School of Information Science and Technology, Northeast Normal University, Changchun 130117, China.
Brief Bioinform. 2022 Jan 17;23(1). doi: 10.1093/bib/bbab407.
Discovering long noncoding RNA (lncRNA)-disease associations is a fundamental and critical part in understanding disease etiology and pathogenesis. However, only a few lncRNA-disease associations have been identified because of the time-consuming and expensive biological experiments. As a result, an efficient computational method is of great importance and urgently needed for identifying potential lncRNA-disease associations. With the ability of exploiting node features and relationships in network, graph-based learning models have been commonly utilized by these biomolecular association predictions. However, the capability of these methods in comprehensively fusing node features, heterogeneous topological structures and semantic information is distant from optimal or even satisfactory. Moreover, there are still limitations in modeling complex associations between lncRNAs and diseases.
In this paper, we develop a novel heterogeneous graph attention network framework based on meta-paths for predicting lncRNA-disease associations, denoted as HGATLDA. At first, we conduct a heterogeneous network by incorporating lncRNA and disease feature structural graphs, and lncRNA-disease topological structural graph. Then, for the heterogeneous graph, we conduct multiple metapath-based subgraphs and then utilize graph attention network to learn node embeddings from neighbors of these homogeneous and heterogeneous subgraphs. Next, we implement attention mechanism to adaptively assign weights to multiple metapath-based subgraphs and get more semantic information. In addition, we combine neural inductive matrix completion to reconstruct lncRNA-disease associations, which is applied for capturing complicated associations between lncRNAs and diseases. Moreover, we incorporate cost-sensitive neural network into the loss function to tackle the commonly imbalance problem in lncRNA-disease association prediction. Finally, extensive experimental results demonstrate the effectiveness of our proposed framework.

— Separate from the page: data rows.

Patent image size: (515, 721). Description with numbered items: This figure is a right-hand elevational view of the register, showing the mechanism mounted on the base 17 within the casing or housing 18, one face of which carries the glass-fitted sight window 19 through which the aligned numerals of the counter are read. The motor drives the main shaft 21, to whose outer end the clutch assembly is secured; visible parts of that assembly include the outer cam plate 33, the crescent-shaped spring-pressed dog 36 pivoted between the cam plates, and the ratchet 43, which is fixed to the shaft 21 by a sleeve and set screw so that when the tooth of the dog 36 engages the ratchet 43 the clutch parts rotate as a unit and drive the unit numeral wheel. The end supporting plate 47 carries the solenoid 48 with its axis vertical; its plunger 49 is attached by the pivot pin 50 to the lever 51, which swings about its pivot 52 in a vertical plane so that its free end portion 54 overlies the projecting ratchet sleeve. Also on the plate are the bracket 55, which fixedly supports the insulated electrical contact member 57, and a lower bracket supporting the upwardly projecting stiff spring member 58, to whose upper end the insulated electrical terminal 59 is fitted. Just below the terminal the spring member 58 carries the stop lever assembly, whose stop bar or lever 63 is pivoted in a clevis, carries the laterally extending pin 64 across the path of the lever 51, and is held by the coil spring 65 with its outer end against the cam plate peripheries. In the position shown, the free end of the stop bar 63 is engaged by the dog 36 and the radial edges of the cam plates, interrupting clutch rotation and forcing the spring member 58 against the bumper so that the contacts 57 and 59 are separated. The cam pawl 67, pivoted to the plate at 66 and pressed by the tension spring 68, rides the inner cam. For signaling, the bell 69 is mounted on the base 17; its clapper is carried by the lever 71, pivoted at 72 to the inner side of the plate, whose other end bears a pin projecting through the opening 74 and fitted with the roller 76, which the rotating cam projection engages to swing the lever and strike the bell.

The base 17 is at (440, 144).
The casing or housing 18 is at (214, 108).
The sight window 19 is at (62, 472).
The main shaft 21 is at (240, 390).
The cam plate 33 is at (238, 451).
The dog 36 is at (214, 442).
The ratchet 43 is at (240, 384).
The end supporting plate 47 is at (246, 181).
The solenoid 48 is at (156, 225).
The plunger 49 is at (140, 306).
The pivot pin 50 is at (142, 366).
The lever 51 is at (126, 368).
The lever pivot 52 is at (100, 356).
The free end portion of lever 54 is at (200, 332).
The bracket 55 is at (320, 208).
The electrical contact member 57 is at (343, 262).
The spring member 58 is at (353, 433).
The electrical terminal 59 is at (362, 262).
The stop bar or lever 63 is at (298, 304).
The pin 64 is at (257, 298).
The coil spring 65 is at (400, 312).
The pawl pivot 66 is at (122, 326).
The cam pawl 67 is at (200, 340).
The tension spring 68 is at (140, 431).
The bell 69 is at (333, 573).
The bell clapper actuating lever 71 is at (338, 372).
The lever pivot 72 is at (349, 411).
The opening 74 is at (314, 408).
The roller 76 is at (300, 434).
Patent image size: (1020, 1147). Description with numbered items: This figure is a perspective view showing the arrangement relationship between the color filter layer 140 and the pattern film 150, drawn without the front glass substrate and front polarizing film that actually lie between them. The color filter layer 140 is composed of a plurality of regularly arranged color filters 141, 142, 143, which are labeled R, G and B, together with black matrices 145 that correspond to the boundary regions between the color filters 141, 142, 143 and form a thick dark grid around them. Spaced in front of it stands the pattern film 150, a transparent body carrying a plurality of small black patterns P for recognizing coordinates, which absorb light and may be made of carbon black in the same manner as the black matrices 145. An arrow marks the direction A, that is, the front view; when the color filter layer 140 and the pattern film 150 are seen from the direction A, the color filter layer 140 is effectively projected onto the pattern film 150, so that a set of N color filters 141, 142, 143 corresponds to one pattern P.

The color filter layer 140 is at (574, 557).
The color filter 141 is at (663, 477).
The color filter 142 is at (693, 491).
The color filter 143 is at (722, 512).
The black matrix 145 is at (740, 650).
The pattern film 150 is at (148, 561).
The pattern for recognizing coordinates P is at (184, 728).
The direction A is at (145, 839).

发现长非编码 RNA(lncRNA)-疾病关联是理解疾病病因和发病机制的基础和关键部分。然而,由于耗时且昂贵的生物学实验,只有少数 lncRNA-疾病关联被确定。因此,对于识别潜在的 lncRNA-疾病关联,一种有效的计算方法是非常重要和急需的。由于具有利用网络中节点特征和关系的能力,基于图的学习模型已被广泛用于这些生物分子关联预测。然而,这些方法在全面融合节点特征、异构拓扑结构和语义信息方面的能力还远非最佳甚至令人满意。此外,在建模 lncRNA 和疾病之间复杂关联方面仍然存在局限性。

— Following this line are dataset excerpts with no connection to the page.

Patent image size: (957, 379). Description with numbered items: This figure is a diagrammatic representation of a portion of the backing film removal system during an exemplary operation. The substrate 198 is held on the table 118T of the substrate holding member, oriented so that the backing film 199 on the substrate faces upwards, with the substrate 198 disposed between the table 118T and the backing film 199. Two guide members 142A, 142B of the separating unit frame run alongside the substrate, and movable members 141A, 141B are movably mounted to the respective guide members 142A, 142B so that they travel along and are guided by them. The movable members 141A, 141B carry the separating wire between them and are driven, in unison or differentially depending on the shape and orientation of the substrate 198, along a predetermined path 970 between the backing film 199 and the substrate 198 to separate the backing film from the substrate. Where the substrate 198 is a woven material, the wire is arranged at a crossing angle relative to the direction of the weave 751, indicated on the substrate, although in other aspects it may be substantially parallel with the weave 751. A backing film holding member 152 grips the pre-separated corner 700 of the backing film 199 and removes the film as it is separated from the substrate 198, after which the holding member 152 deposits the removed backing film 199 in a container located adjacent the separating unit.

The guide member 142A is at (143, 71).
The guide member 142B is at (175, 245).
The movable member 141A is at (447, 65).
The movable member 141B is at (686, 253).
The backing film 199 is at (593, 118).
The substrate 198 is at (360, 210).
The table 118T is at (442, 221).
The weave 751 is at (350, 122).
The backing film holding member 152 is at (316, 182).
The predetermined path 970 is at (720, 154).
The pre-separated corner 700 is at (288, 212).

在本文中,我们开发了一种新的基于元路径的异构图注意网络框架用于预测 lncRNA-疾病关联,称为 HGATLDA。首先,我们通过合并 lncRNA 和疾病特征结构图以及 lncRNA-疾病拓扑结构图来构建一个异构网络。然后,对于异构图,我们进行多个基于元路径的子图,然后利用图注意网络从这些同构图和异构子图的邻居中学习节点嵌入。接下来,我们实施注意力机制来自适应地为多个基于元路径的子图分配权重,并获取更多的语义信息。此外,我们将神经归纳矩阵补全结合到损失函数中,以捕捉 lncRNA 和疾病之间复杂的关联。此外,我们将代价敏感神经网络纳入损失函数中,以解决 lncRNA-疾病关联预测中常见的不平衡问题。最后,广泛的实验结果证明了我们提出的框架的有效性。